New Huawei Handset Selling Fast in China as Chip Speculation Swirls
Chinese consumers have been buying Huawei’s latest flagship smartphone faster than stores can keep up with online and in some parts of the country, sources tell Caixin, amid mounting speculation the telecom giant has been able to weather U.S. sanctions.
Huawei Technologies Co. Ltd. began shipping the new Mate 60 Pro Sunday, several people familiar with the matter told Caixin, five days after the phone’s discreet launch. A number of distributors told Caixin on Monday that the Mate 60 Pro had immediately sold out upon delivery.
“The stock we got on Sunday was gone immediately. It was only enough to fulfill around 20% of preorders,” one distributor in Chongqing told Caixin.
A number of Huawei’s authorized outlets were unable to even get their hands on a display model of the Mate 60 Pro, one employee at such a store said. They said the store received less than 20 of the new smartphones on Sunday, and there are still dozens of customers waiting for their new phones to arrive.
Huawei put the Mate 60 Pro up for sale at 6,999 yuan ($962) on Aug. 29, selling out on its official site that same night. The launch was without prior advertisement other than an open letter that cited the early debut as a celebration of its Mate series reaching 100 million units in cumulative shipments.
The device later landed in limited quantities on some of its self-operated stores on e-commerce platforms. As of Tuesday, customers can only preorder the Mate 60 Pro on Taobao with deliveries scheduled to be sent out around mid-September, while the phone was listed as sold out on JD.com.
The enthusiasm could partly be driven by pent-up demand from many of Huawei’s existing users, who have been waiting for almost three years for the company to release a new 5G-capable device, one mobile phone distributor told Caixin.
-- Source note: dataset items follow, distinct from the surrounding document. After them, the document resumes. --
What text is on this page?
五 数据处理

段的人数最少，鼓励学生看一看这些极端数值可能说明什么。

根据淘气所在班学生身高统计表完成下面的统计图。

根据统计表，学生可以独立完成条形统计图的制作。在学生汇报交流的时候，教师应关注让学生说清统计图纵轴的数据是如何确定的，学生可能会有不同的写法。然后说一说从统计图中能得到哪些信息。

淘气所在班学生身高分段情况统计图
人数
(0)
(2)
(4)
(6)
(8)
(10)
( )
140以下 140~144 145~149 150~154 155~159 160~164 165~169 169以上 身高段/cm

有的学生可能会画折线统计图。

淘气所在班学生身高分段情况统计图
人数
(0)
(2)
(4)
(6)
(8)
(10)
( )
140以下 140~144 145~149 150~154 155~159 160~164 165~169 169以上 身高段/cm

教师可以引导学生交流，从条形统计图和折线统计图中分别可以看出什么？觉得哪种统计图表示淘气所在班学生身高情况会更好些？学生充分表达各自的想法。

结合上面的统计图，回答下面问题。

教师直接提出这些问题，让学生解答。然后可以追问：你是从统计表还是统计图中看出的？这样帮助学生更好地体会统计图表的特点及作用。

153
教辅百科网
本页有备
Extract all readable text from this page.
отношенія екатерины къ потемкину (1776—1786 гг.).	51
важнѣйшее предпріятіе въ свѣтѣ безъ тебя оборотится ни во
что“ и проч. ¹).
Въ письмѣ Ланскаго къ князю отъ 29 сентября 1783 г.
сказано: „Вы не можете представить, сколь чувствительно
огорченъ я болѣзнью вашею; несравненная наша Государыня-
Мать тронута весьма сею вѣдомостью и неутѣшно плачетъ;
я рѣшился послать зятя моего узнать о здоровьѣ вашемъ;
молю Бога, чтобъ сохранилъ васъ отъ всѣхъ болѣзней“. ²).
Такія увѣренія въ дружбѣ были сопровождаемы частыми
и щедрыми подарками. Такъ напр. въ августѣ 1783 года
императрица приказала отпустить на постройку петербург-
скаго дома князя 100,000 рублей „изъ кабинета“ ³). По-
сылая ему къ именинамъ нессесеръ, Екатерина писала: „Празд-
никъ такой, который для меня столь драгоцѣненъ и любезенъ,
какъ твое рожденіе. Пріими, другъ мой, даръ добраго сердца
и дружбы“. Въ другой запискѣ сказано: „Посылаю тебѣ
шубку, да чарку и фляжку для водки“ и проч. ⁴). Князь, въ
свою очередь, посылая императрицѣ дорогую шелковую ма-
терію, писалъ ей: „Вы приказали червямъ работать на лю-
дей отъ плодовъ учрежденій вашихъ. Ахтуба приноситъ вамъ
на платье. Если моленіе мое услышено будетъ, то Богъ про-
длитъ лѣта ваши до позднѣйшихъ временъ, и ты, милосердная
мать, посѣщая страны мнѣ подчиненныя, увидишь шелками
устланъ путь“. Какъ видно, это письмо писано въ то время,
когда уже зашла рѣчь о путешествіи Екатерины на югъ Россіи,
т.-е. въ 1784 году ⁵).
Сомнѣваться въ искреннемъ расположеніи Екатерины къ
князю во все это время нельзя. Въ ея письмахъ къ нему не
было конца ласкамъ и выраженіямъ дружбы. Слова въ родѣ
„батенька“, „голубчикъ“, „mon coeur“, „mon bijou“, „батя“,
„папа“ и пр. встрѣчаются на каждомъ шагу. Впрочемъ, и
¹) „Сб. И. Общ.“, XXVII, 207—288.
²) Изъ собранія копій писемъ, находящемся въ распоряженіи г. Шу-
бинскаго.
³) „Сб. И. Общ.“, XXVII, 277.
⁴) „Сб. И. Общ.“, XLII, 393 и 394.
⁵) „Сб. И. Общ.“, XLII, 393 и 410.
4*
“As long as Huawei’s production can keep up, sales of the new phones could exceed several million,” the distributor in Chongqing said.
Huawei hasn’t been able to mass produce a 5G-capable phone for so long due to U.S. sanctions on the company that restricted its access to advanced chips.
Software tests and tear-down videos implying that the phone is using Huawei’s Kirin 9000s chip and that it possesses 5G wireless capabilities have fueled speculation that the tech giant has managed to find a way to weather U.S. sanctions, spurring optimism that the country could be one step closer to achieving self-reliance in the semiconductor industry.
When contacted by Caixin upon the phone’s release, Huawei said it had no information to provide about the chip used in the Mate 60 Pro.
Due to a lack of advanced chips following U.S. efforts to block its access, Huawei dropped out of the world’s top five smartphone brands rankings in the first quarter of 2021, a sharp contrast to the second quarter of 2020, when it was the world’s No. 1 smartphone vendor.
But Huawei’s situation in China improved in the second quarter of this year, when it was the only firm among the top smartphone sellers to record a double-digit shipment growth despite an overall downward trend in the domestic market, making it the country’s No. 6 smartphone brand with a market share of 13%, according to market research firm IDC.